Schwäbische Zeitung (Bad Saulgau)

Putins Macht ist nicht in Gefahr

- Von Stefan Scholl ●» politik@schwaebisc­he.de

In Russland liegt mal wieder Betrug in der Luft. In Sibirien wechselt man halbwegs faire Leiter regionaler Wahlkommis­sionen aus. Die Wählerrech­tsgruppe „Golos“beklagt, nur in der Hälfte der 96 000 Abstimmung­slokale werde es objektive Beobachter geben. Die Wahl jedoch läuft – und in Moskau fragen sich viele: Wie will die Staatsmach­t das Resultat der Kremlparte­i Geeintes Russland retten? Nach letzten Prognosen will nicht einmal ein Drittel der 108 Millionen Wähler für Wladimir Putins Partei stimmen. 2016 holte sie noch über 54 Prozent und hatte mit 343 der 450 Sitze eine satte Verfassung­smehrheit.

Dieses Polster will verteidigt sein. Die Opposition befürchtet, die Behörden würden der Staatspart­ei, deren Zustimmung­srate sich seit 2015 fast halbiert hat, mit den üblichen Manipulati­onen unter die Arme greifen.
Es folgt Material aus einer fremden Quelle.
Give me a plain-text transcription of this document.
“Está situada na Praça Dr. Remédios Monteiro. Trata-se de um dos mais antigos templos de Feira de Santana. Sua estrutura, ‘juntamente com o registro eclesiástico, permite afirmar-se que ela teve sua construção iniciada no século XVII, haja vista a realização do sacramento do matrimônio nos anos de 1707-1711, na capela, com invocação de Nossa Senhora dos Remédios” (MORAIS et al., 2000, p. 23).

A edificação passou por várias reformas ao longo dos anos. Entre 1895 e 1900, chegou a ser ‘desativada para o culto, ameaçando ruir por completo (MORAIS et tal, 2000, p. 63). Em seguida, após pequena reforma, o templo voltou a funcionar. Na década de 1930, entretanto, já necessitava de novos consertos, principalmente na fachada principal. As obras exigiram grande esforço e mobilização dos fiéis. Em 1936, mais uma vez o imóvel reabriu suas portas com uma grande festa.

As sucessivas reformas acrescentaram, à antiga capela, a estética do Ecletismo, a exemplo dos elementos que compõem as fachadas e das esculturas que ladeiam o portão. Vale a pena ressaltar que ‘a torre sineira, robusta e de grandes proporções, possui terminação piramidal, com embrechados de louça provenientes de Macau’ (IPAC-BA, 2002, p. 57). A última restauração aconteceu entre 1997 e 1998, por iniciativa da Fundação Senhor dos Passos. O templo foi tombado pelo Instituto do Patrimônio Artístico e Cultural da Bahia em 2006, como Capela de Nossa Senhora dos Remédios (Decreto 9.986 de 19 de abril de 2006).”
Etwa mit administra­tivem Druck auf Wähler, die im öffentlich­en Dienst oder in Großbetrie­ben arbeiten. Oder mit banal gefälschte­n Auszählung­en. Auch die Resultate der Online-Wahlen, zu denen zehn Millionen Wähler Zugang haben, sind nicht öffentlich kontrollie­rbar.

Ob es am Ende für eine neue Zweidritte­lmehrheit reicht? Der Kreml steht vor der Wahl: Entweder er organisier­t diese Mehrheit auf Teufel komm raus oder er bescheidet sich mit einem schmaleren Sieg, um die Stimmung im Volk nicht weiter zu verschlech­tern. Russische Medien zitieren Quellen aus der Präsidialv­erwaltung, man könne auch mit 40 bis 45 Prozent der Stimmen und 270 Duma-Sitzen leben. Das wäre noch immer die absolute Mehrheit.

Allerdings gibt es da noch die Kommuniste­n. Angesichts wachsender Verarmung wählen viele Russen wieder links. Und Alexej Nawalnys Restteam veranstalt­et wieder die „kluge Abstimmung“, um die Kandidaten der Putin-Partei zu verhindern. Empfohlen wird, 137 Direktkand­idaten der Kommuniste­n zu wählen. Tatsächlic­h kuscht aber auch KP-Chef Gennadi Sjuganow, wenn der Kreml es befiehlt. Zudem wird auch für 69 rechtsgeri­chtete Bewerber geworben. Die „kluge Abstimmung“droht sich selbst ad absurdum zu führen. Am Ende ist Putins Macht ohnehin nicht in Gefahr.